Des réponses aux 3 interrogations sur les maladies du bois
Un projet qui a pour objectif d’apporter des réponses aux 3 interrogations essentielles sur ces maladies du bois :
- 1/l’influence des facteurs environnementaux (climat, pratiques culturales : mode de taille, curetage…) sur le développement des maladies du bois de la vigne.
- 2/la tolérance de certains cépages aux MDB et l’identification de marqueurs moléculaires chez la plante liés à ce phénomène de moindre sensibilité à 2 pathogènes.
- 3/la composition, la localisation et le fonctionnement du microbiote colonisant le bois de ceps de variétés plantées en France en Charentes notamment et dans différents vignobles mondiaux.
Une large collaboration internationale
Si en France l’ensemble de la filière vini-viticole est impliquée aussi bien publique que privée (par exemple les Pépinières Mercier Frères à Vix), l’équipe de Patrice Rey a également fait appel à de nombreux partenaires étrangers : Technische Universität Muenchen (TUM, Allemagne), Austrian Institute of Technology (AIT), Université du Chili (Chili), Université de Debrecen (Hongrie), Université de Florence (Italie), Université de Stellenbosch (Afrique du Sud), USDA (Davis, Californie, USA), etc.
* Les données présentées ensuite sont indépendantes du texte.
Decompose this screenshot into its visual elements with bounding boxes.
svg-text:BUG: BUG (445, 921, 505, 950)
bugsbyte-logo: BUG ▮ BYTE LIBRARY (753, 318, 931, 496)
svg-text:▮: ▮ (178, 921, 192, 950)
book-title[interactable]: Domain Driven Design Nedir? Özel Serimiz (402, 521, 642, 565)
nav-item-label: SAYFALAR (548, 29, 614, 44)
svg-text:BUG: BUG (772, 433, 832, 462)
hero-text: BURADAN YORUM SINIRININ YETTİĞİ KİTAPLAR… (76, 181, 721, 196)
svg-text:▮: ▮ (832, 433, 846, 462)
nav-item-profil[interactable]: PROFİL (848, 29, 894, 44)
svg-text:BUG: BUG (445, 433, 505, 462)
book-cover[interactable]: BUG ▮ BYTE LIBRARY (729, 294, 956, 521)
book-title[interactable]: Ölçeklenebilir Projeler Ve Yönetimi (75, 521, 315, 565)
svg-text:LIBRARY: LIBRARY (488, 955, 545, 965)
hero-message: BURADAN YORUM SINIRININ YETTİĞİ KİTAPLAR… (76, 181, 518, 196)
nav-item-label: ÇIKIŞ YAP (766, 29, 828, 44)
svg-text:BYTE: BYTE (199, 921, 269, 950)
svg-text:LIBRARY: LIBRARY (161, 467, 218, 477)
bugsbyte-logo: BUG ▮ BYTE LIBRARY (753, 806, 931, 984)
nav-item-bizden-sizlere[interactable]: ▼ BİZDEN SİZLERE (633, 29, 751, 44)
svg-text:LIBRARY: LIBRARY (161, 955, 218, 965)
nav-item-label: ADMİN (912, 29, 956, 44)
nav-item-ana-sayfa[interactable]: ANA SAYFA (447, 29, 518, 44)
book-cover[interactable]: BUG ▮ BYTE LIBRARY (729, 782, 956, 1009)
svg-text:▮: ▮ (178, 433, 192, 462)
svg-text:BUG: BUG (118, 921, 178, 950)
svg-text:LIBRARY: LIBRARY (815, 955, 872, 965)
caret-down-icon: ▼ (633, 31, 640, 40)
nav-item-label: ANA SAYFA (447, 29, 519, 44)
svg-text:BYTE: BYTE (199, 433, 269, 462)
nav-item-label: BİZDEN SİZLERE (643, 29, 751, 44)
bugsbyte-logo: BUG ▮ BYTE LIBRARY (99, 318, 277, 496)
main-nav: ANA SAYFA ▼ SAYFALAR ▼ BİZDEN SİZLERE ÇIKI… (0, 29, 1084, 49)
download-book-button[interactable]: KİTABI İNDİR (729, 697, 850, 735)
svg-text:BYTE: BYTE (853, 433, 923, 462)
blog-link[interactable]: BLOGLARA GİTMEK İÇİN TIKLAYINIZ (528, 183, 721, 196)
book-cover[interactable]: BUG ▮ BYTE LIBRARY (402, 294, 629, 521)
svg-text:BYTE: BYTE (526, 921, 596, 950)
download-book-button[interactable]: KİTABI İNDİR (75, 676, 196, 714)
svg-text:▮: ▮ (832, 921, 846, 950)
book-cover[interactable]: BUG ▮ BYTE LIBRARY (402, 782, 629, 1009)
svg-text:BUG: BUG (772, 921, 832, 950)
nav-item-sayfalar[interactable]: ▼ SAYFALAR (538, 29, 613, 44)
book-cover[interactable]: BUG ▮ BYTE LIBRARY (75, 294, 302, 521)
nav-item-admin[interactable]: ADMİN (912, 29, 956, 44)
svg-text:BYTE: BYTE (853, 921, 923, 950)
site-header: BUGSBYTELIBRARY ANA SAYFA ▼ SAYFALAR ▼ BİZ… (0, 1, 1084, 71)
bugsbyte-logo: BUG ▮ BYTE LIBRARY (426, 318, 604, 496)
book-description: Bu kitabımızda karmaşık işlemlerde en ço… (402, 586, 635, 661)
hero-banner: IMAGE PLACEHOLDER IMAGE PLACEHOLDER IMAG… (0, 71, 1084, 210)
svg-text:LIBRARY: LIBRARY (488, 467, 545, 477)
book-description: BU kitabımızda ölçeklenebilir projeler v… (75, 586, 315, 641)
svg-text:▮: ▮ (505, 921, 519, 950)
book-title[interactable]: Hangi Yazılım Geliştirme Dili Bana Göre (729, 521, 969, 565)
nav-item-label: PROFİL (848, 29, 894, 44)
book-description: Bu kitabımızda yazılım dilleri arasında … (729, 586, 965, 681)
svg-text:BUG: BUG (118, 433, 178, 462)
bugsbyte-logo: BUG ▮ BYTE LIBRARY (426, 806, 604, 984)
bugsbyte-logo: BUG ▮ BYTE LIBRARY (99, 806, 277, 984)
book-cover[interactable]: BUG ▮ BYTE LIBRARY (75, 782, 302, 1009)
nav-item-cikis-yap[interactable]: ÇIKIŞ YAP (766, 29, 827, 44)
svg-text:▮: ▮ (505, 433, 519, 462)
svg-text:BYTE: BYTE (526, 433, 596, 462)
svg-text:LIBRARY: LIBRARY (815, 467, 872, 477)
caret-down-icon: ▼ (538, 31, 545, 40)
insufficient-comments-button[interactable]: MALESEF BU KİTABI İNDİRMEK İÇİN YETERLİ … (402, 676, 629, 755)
Maladies du bois, des résultats sous 3 ans !
Chacun attend avec impatience que ce programme apporte des outils et des méthodes transférables à la viticulture pour lutter efficacement contre les différentes maladies du bois et cela dans un délai de 3 ans (2019-2020). Le programme porte sur 5 points majeurs avec une demande de réponses concrètes :
- 1/Le développement de solutions culturales, pratiques et rapidement accessibles à la filière viticole comme l’influence du mode de taille ; le curetage chez les plants malades avec des observations disponibles à court terme sur l’impact du greffage.
- 2/La connaissance des conditions culturales les plus favorables à l’expression pathologique des champignons pour permettre de préconiser des mesures susceptibles de ralentir les nécroses dans le bois et donc les dépérissements.
- 3/ La définition des zones à risque élevé en tenant compte de facteurs abiotiques (température, statut hydrique du sol) qui ont une forte influence sur les maladies du bois.
- 4/ L’apport de connaissances et de marqueurs génétiques pour la création variétale.
- 5/Des itinéraires culturaux favorisant les fonctions de pathogénie du microbiote sur la plante et l’émergence d’interactions positives ou négatives entre micro-organismes qui pourront servir d’outil de pilotage dans la conduite du vignoble.
- 6/Des marqueurs liés à la « rupture » d’équilibre au sein du microbiote, c’est-à-dire au basculement des ceps vers la pathogénie vont être proposés.
- Une communication au fil des avancées
En parallèle des communications lors de congrès scientifiques et de la publication des résultats de la recherche dans des revues internationales, un séminaire spécifique, à destination de la profession viti-vinicole, se tiendra à mi-parcours et à la fin du projet. Un site Internet sera dédié au projet, il y aura une partie scientifique et une autre à destination de la profession. Tous attendent des solutions à cette grave crise sanitaire qui touche dramatiquement la planète viticole.